Of most interest is a new feature called First-packet iQ Application Classification that automatically identifies more than 10,000 applications and 300 million web domains based on the first packet received in order to make traffic policy decisions.
“If you’re looking to make a control decision you have to start on the very first packet of the flow,” said Damon Ennis, Silver Peak’s SVP of products. “We developed a technique that can make that decision from the very first packet. No one else is doing this to our knowledge.”
Ennis explained that firewalls typically classify applications based on certain criteria. For more granularity, deep packet inspection (DPI) can be used. But DPI requires multiple packets to be seen. Silver Peak’s First-packet iQ is unique because it can identify the traffic based on the first packet of a flow.
To do this, Silver Peak uses a cloud-hosted Internet map and geolocation database to track and index IP addresses. And the technology uses machine-learning to constantly update the information.
“For thousands of applications, we’re tracking what those IP addresses are,” said Ennis. “Our EdgeConnect devices download that every day, and when they see a packet for a new application they look up that IP address.”
Based on First-packet iQ, Silver Peak’s overlay SD-WAN technology uses its traffic policy to determine which connections should carry which applications. Unknown or suspicious traffic is steered to a regional hub or data center firewall for further inspection.

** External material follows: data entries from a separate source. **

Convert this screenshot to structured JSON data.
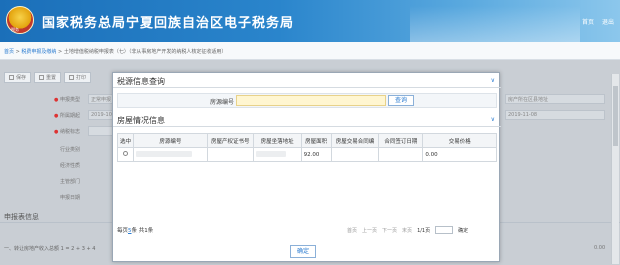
{
  "header": {
    "emblem_text": "税务",
    "title": "国家税务总局宁夏回族自治区电子税务局",
    "links": [
      "首页",
      "退出"
    ]
  },
  "breadcrumb": {
    "home": "首页",
    "sep": ">",
    "level1": "税费申报及缴纳",
    "level2": "土地增值税纳税申报表（七）（非从事房地产开发的纳税人核定征收适用）"
  },
  "background": {
    "toolbar": [
      "保存",
      "重置",
      "打印"
    ],
    "rows": [
      {
        "label": "申报类型",
        "value": "正常申报"
      },
      {
        "label": "所属期起",
        "value": "2019-10-..."
      },
      {
        "label": "纳税标志",
        "value": ""
      },
      {
        "label": "行业类别",
        "value": ""
      },
      {
        "label": "经济性质",
        "value": ""
      },
      {
        "label": "主管部门",
        "value": ""
      },
      {
        "label": "申报日期",
        "value": ""
      }
    ],
    "right_values": [
      "房产所在区县地址",
      "2019-11-08"
    ],
    "section": "申报表信息",
    "bottom_text": "一、转让房地产收入总额 1 = 2 + 3 + 4",
    "bottom_value": "0.00"
  },
  "modal": {
    "section1_title": "税源信息查询",
    "query_label": "房源编号",
    "query_value": "",
    "query_button": "查询",
    "section2_title": "房屋情况信息",
    "columns": [
      "选中",
      "房源编号",
      "房屋产权证书号",
      "房屋坐落地址",
      "房屋面积",
      "房屋交易合同编",
      "合同签订日期",
      "交易价格"
    ],
    "rows": [
      {
        "area": "92.00",
        "price": "0.00"
      }
    ],
    "pager": {
      "per_page_prefix": "每页",
      "per_page": "5",
      "per_page_suffix": "条 共1条",
      "first": "首页",
      "prev": "上一页",
      "next": "下一页",
      "last": "末页",
      "page_info": "1/1页",
      "go": "确定"
    },
    "ok_button": "确定"
  }
}
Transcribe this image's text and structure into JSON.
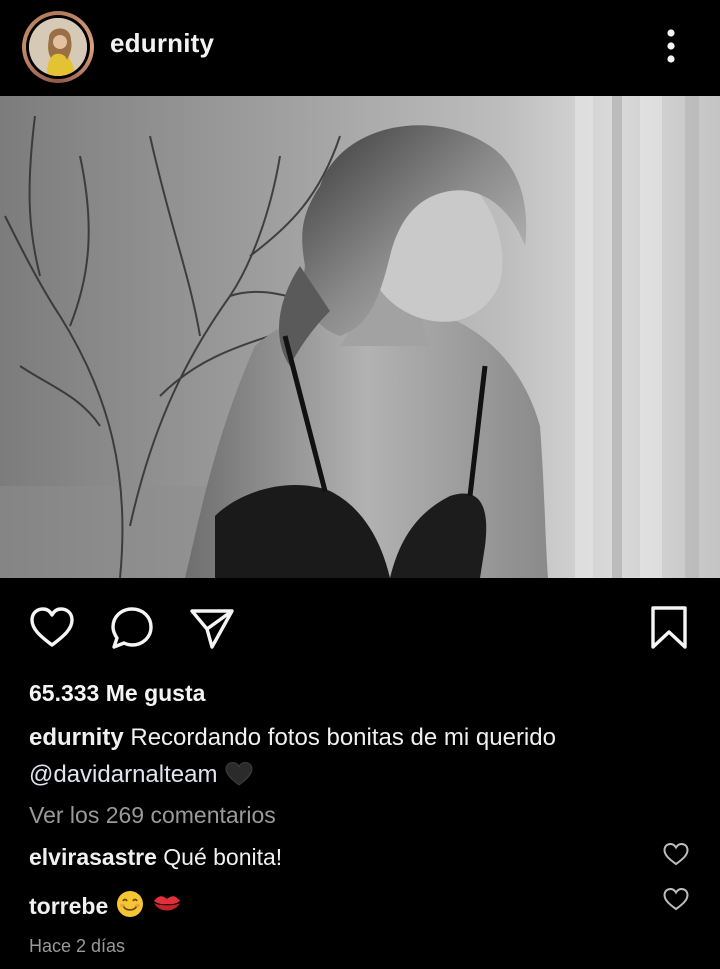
{
  "post": {
    "username": "edurnity",
    "photo_description": "",
    "likes_text": "65.333 Me gusta",
    "caption": {
      "user": "edurnity",
      "text": "Recordando fotos bonitas de mi querido",
      "mention": "@davidarnalteam",
      "emoji": "black-heart"
    },
    "view_comments": "Ver los 269 comentarios",
    "comments": [
      {
        "user": "elvirasastre",
        "text": "Qué bonita!"
      },
      {
        "user": "torrebe",
        "text": ""
      }
    ],
    "timestamp": "Hace 2 días"
  },
  "icons": {
    "like": "heart-outline-icon",
    "comment": "comment-bubble-icon",
    "share": "paper-plane-icon",
    "save": "bookmark-outline-icon",
    "more": "vertical-dots-icon"
  },
  "colors": {
    "background": "#000000",
    "text": "#f5f5f5",
    "muted": "#9a9a9a"
  }
}
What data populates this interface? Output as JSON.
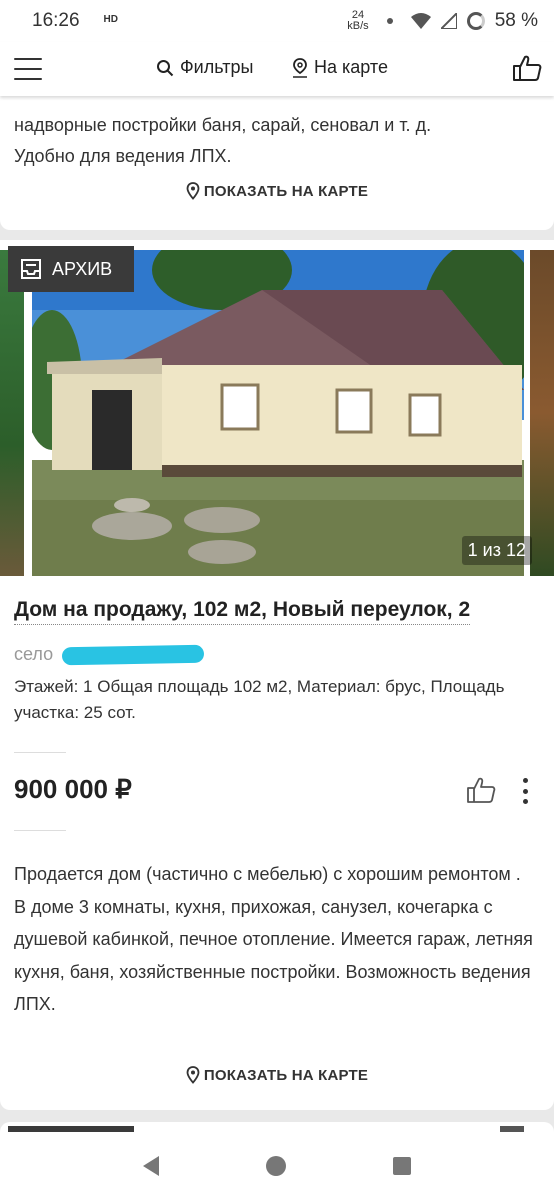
{
  "status": {
    "time": "16:26",
    "hd": "HD",
    "speed_value": "24",
    "speed_unit": "kB/s",
    "battery": "58 %"
  },
  "appbar": {
    "filters_label": "Фильтры",
    "map_label": "На карте",
    "icons": [
      "menu-icon",
      "search-icon",
      "map-pin-icon",
      "thumb-up-icon"
    ]
  },
  "prev_card": {
    "desc_line1": "надворные постройки баня, сарай, сеновал и т. д.",
    "desc_line2": "Удобно для ведения ЛПХ.",
    "show_on_map": "ПОКАЗАТЬ НА КАРТЕ"
  },
  "listing": {
    "badge": "АРХИВ",
    "photo_counter": "1 из 12",
    "title": "Дом на продажу, 102 м2, Новый переулок, 2",
    "locality": "село",
    "params": "Этажей: 1 Общая площадь 102 м2, Материал: брус, Площадь участка: 25 сот.",
    "price": "900 000 ₽",
    "description": "Продается дом (частично с мебелью) с хорошим ремонтом . В доме 3 комнаты, кухня, прихожая, санузел, кочегарка с душевой кабинкой, печное отопление. Имеется гараж, летняя кухня, баня, хозяйственные постройки. Возможность ведения ЛПХ.",
    "show_on_map": "ПОКАЗАТЬ НА КАРТЕ",
    "redaction_color": "#29c3e3"
  },
  "navbar": {
    "icons": [
      "back-icon",
      "home-icon",
      "recents-icon"
    ]
  }
}
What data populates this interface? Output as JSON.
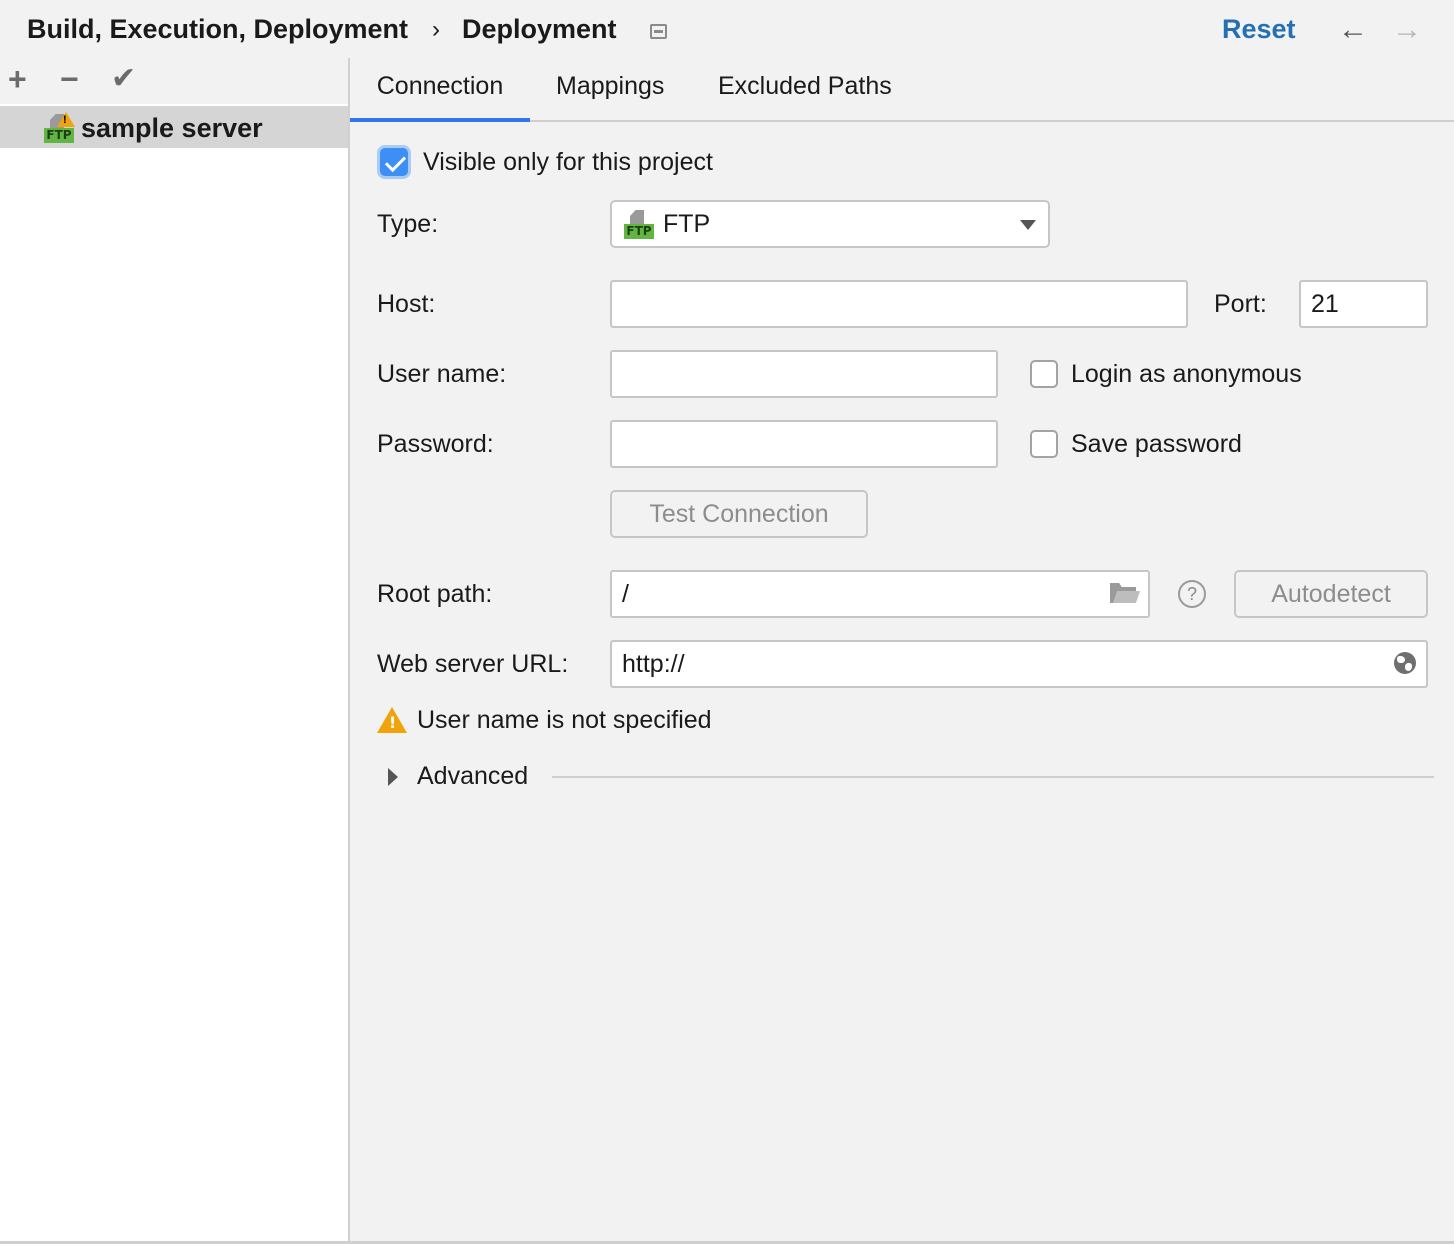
{
  "header": {
    "breadcrumb": [
      "Build, Execution, Deployment",
      "Deployment"
    ],
    "separator": "›",
    "reset_label": "Reset",
    "back_icon": "←",
    "forward_icon": "→"
  },
  "sidebar": {
    "toolbar": {
      "add_icon": "+",
      "remove_icon": "−",
      "apply_icon": "✔"
    },
    "servers": [
      {
        "name": "sample server",
        "type_icon": "FTP",
        "has_warning": true,
        "selected": true
      }
    ]
  },
  "tabs": [
    {
      "label": "Connection",
      "active": true
    },
    {
      "label": "Mappings",
      "active": false
    },
    {
      "label": "Excluded Paths",
      "active": false
    }
  ],
  "form": {
    "visible_only_label": "Visible only for this project",
    "visible_only_checked": true,
    "type_label": "Type:",
    "type_value": "FTP",
    "type_icon_text": "FTP",
    "host_label": "Host:",
    "host_value": "",
    "port_label": "Port:",
    "port_value": "21",
    "username_label": "User name:",
    "username_value": "",
    "login_anonymous_label": "Login as anonymous",
    "login_anonymous_checked": false,
    "password_label": "Password:",
    "password_value": "",
    "save_password_label": "Save password",
    "save_password_checked": false,
    "test_connection_label": "Test Connection",
    "root_path_label": "Root path:",
    "root_path_value": "/",
    "help_icon": "?",
    "autodetect_label": "Autodetect",
    "web_url_label": "Web server URL:",
    "web_url_value": "http://",
    "warning_text": "User name is not specified",
    "advanced_label": "Advanced"
  },
  "colors": {
    "accent": "#3574f0",
    "link": "#2470b3",
    "warning": "#f0a30a",
    "ftp_badge": "#62b543",
    "selection": "#d5d5d5"
  }
}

“Most of the other vendors typically only do path selection, steering traffic over MPLS and the Internet,” said Ennis. “We bond those links. It’s much more of a packet-by-packet decision.”
In addition to the packet technology, EdgeConnect now integrates a stateful firewall for branch office locations that do not host applications. The firewall allows outbound traffic to exit, but only allows ingress traffic to enter in response to user-initiated sessions.
For applications traffic directed to regional or corporate firewalls, EdgeConnect supports service chaining across its partner ecosystem that includes: Check Point Software, Palo Alto Networks, Fortinet, and zScaler.